Mashed potatoes are cooked. The heat from cooking them denatures the enzyme Catecholase which causes raw potatoes to turn brown through oxidation when they are exposed to air.
2. The three graphs in Figure 11 represent three different enzymes that are found in a unicellular pond organism. Assuming that these enzymes must function in order for the organism to grow, what water pH is best for this organism? Explain your answer.
Water pH 5 is the best for this organism to survive. In all three graphs the highest activity of the enzyme is at the pH 5 - the highest point of the curve.
3. Lemon juice, which has a pH of about 3, can be sprinkled on freshly cut fruit to keep it from turning brown. Propose a hypothesis to explain this observation.
The lemon juice with pH3 will denatures the polyphenol oxidaze enzyme presented in most of the fruits. Therefore the fruit will not turn brow.
How could you test your hypothesis?
We can cut one fruit and leave it open, which will expose enzyme to oxygen and the fruit will turn brown fast. On the other fruit we can sprinkle the lemon juice and observe the changes.
Propose an alternative hypothesis. (Hint: Lemon juice is a complex substance.)
4. You hypothesize that reaction rate is proportional to enzyme concentration and design an experiment to test your hypothesis. Fill in the blanks below to complete the design.
Test tube / Water / Substrate / EnzymeTube A / 20 drops / 10 drops / 0 drops
Tube B / 15 drops / 10 drops / 5 drops
10 drops / 10 drops / 10 drops
Tube D / 0 drops / 10 drops / 20 drops
Explain your answers:
Water: Water is used to dilute the concentration of the enzyme; therefore we minimize the amount of water to 0 in the test tube D, where the concentration of enzyme is the highest.
Substrate: Substrate concentration is constant.
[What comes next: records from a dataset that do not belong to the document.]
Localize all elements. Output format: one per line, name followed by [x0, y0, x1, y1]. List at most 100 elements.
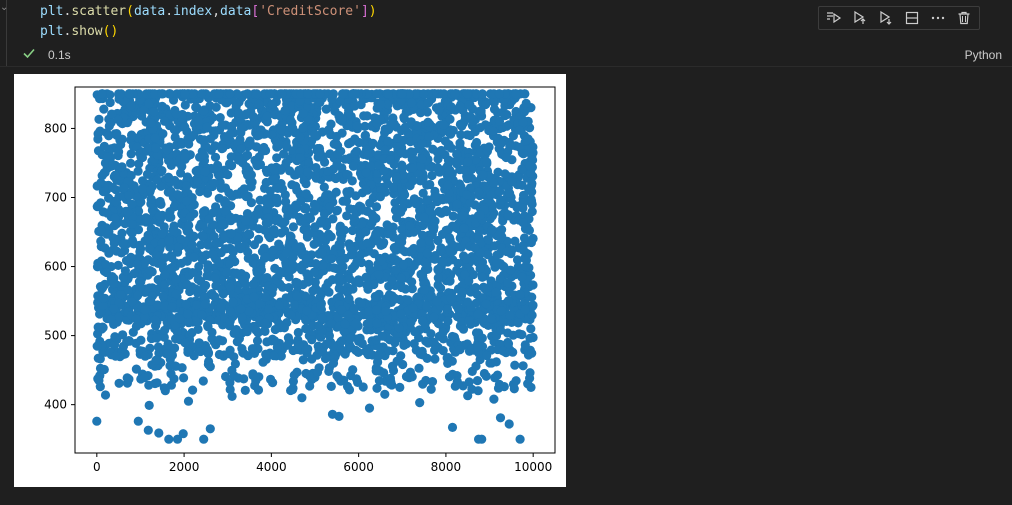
cell-language[interactable]: Python — [964, 48, 1002, 62]
scatter-point — [253, 385, 264, 395]
scatter-point — [144, 380, 154, 390]
scatter-point — [452, 199, 462, 209]
scatter-point — [383, 89, 393, 99]
scatter-point — [254, 234, 264, 244]
scatter-point — [422, 107, 432, 117]
scatter-point — [465, 130, 475, 141]
code-token: ] — [360, 4, 369, 19]
scatter-point — [389, 294, 400, 304]
scatter-point — [262, 111, 272, 121]
execute-cell-below-icon[interactable] — [850, 8, 870, 28]
delete-cell-icon[interactable] — [954, 8, 974, 28]
scatter-point — [211, 238, 221, 248]
scatter-point — [489, 104, 500, 114]
scatter-point — [430, 254, 440, 264]
scatter-point — [349, 304, 359, 314]
scatter-point — [137, 152, 148, 163]
scatter-point — [142, 215, 152, 225]
scatter-point — [336, 146, 346, 156]
scatter-point — [372, 119, 382, 129]
scatter-point — [199, 434, 209, 444]
scatter-point — [511, 89, 521, 99]
scatter-point — [259, 142, 269, 153]
execute-below-icon[interactable] — [876, 8, 896, 28]
scatter-point — [528, 300, 538, 310]
code-cell[interactable]: ⌄ plt.scatter(data.index,data['CreditSco… — [0, 0, 1012, 67]
scatter-point — [136, 335, 146, 345]
scatter-point — [433, 273, 443, 283]
scatter-point — [505, 188, 515, 198]
scatter-point — [459, 223, 469, 233]
code-token: ) — [368, 4, 377, 19]
scatter-point — [150, 315, 160, 325]
scatter-point — [316, 216, 326, 226]
scatter-point — [362, 238, 372, 248]
scatter-point — [463, 297, 473, 307]
scatter-point — [184, 220, 194, 230]
scatter-point — [397, 89, 407, 99]
scatter-point — [253, 209, 263, 219]
scatter-point — [388, 182, 398, 192]
scatter-point — [346, 243, 356, 253]
collapse-chevron-icon[interactable]: ⌄ — [0, 2, 9, 13]
scatter-point — [440, 136, 450, 146]
scatter-point — [167, 314, 177, 325]
scatter-point — [492, 370, 503, 380]
scatter-point — [457, 287, 468, 297]
scatter-point — [396, 207, 406, 217]
scatter-point — [420, 257, 430, 268]
scatter-point — [93, 129, 103, 139]
scatter-point — [145, 266, 155, 276]
scatter-point — [453, 379, 463, 389]
scatter-point — [127, 235, 138, 246]
scatter-point — [380, 128, 390, 138]
scatter-point — [508, 330, 518, 340]
scatter-point — [528, 280, 538, 290]
scatter-point — [522, 135, 532, 145]
scatter-point — [217, 219, 228, 229]
scatter-point — [178, 429, 188, 439]
scatter-point — [373, 236, 383, 246]
scatter-point — [424, 236, 434, 246]
more-actions-icon[interactable] — [928, 8, 948, 28]
scatter-point — [261, 292, 271, 302]
scatter-point — [252, 267, 262, 278]
split-cell-icon[interactable] — [902, 8, 922, 28]
scatter-point — [167, 302, 177, 312]
scatter-point — [302, 306, 312, 316]
scatter-point — [334, 272, 345, 282]
scatter-point — [482, 157, 492, 167]
scatter-point — [152, 150, 163, 160]
scatter-point — [217, 120, 227, 130]
scatter-point — [181, 181, 192, 191]
scatter-point — [418, 230, 428, 240]
scatter-point — [486, 190, 496, 200]
scatter-point — [116, 89, 126, 99]
scatter-point — [351, 318, 361, 329]
scatter-point — [131, 321, 141, 331]
scatter-point — [488, 126, 498, 136]
scatter-point — [377, 331, 387, 341]
code-editor[interactable]: plt.scatter(data.index,data['CreditScore… — [40, 2, 377, 42]
scatter-point — [365, 318, 375, 328]
scatter-point — [495, 413, 506, 423]
execute-above-icon[interactable] — [824, 8, 844, 28]
scatter-point — [285, 115, 296, 125]
scatter-point — [316, 301, 326, 311]
scatter-point — [243, 253, 253, 263]
scatter-point — [520, 340, 530, 350]
scatter-point — [151, 355, 161, 365]
scatter-point — [179, 373, 189, 383]
scatter-point — [438, 327, 448, 337]
code-token: [ — [251, 4, 260, 19]
scatter-point — [508, 131, 518, 141]
scatter-point — [352, 146, 362, 156]
scatter-point — [448, 211, 458, 221]
scatter-point — [328, 358, 339, 368]
scatter-point — [129, 269, 139, 279]
scatter-point — [499, 262, 509, 272]
scatter-point — [298, 355, 308, 365]
scatter-point — [526, 382, 536, 392]
cell-toolbar — [818, 6, 980, 30]
scatter-point — [326, 232, 336, 242]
Enzyme: Enzyme concentration we decreased from 20 drops to 0 drops, because it is our independent variable and we measured how it’s concentration will affect the rate of the reaction.
5. A student team is studying the effect of substrate concentration on the rate of an enzymatic reaction. They supply each reaction mixture with the same amount of enzyme. Predict what the results will be and explain why.
The rate of reaction will be the same, because the students didn’t change the enzyme concentration. The enzyme concentration is directly proportional to reaction rate. If there is no increase in concentration, the reaction rate will remain the same.